Topics discussed in the interview with Michel Semeniako include, how he met Jean-Luc Godard, the origins of La chinoise, background information about the film and the cast, Maoism and the role it played in La chinoise, cinematographer Raoul Coutard / the visuals, the creative process / other production related topics and his thoughts about the film.
Topics discussed in the interview with Charles Bitsch include, Jean-Luc Godard, politics and background information about their various collaborations.

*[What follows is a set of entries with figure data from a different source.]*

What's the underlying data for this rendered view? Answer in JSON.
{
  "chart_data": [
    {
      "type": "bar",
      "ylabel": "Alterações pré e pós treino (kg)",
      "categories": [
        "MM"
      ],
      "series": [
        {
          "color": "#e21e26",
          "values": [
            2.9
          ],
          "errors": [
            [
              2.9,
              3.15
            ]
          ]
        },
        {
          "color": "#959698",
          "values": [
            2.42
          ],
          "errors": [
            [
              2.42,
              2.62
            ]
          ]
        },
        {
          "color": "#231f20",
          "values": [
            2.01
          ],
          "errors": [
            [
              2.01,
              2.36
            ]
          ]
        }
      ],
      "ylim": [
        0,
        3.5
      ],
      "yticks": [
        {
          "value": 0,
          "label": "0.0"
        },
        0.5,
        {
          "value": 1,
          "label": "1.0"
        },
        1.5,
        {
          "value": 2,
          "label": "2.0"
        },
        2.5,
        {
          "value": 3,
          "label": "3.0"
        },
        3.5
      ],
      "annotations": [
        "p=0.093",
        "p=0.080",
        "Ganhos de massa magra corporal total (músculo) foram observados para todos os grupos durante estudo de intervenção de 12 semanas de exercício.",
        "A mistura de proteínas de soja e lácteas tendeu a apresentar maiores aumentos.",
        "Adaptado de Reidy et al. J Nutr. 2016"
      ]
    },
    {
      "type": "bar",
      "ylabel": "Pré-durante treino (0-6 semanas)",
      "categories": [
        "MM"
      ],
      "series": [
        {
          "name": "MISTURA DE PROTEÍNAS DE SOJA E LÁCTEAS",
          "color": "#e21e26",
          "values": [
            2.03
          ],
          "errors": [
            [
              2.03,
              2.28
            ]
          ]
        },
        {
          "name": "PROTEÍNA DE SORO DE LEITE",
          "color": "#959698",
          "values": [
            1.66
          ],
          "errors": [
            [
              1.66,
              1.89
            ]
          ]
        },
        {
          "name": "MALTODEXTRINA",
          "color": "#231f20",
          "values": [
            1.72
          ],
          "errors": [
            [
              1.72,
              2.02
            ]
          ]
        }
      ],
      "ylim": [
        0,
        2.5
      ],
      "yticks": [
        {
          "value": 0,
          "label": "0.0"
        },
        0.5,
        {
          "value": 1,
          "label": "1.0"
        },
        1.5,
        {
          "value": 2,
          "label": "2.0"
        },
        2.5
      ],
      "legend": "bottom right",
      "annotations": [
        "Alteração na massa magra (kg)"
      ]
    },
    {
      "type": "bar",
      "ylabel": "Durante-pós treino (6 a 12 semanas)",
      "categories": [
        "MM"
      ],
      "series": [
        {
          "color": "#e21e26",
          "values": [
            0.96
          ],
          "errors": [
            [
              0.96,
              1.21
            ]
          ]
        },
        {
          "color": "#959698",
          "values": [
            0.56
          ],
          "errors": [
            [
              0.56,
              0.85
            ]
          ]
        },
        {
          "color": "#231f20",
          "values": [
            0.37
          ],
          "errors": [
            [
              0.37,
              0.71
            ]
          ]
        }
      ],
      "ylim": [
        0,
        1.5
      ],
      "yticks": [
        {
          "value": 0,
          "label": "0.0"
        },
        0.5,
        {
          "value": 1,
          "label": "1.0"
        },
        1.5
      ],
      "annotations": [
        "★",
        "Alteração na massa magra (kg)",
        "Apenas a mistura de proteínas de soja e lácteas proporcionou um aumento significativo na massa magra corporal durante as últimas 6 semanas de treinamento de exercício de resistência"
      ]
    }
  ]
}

Topics discussed in the interview with Jean-Claude Sussfeld include, La chinoise and how he got involved the making of this film, Jean-Luc Godard / his creative process, Raoul Coutard / the visuals, onset memories, the cast and his thoughts about the only scene in the film that he appears in.
Topics discussed in the interview with Antoine de Baqccque include, the origins of La chinoise, communism / the Viet Nam war / Maoism and his thoughts about the themes explored in La chinoise.
Topics discussed in the audio commentary include, background information about the film, Jean-Luc Godard and the cast, the Marist pollical climate in France when this film was made and his thoughts about the film.
Other extras include trailers for Film Socialism and Goodbye to Language.
Rounding out the extras is a sixteen-page booklet with an essay titled A Superior Notebook written by Richard Hell, an essay titled Revolutionary Thinking written by Amy Taubin and cast & crew information. Overall La chinoise gets an exceptional release from Kino Lorber, highly recommended.
Note: Kino Lorber are also releasing this film on DVD.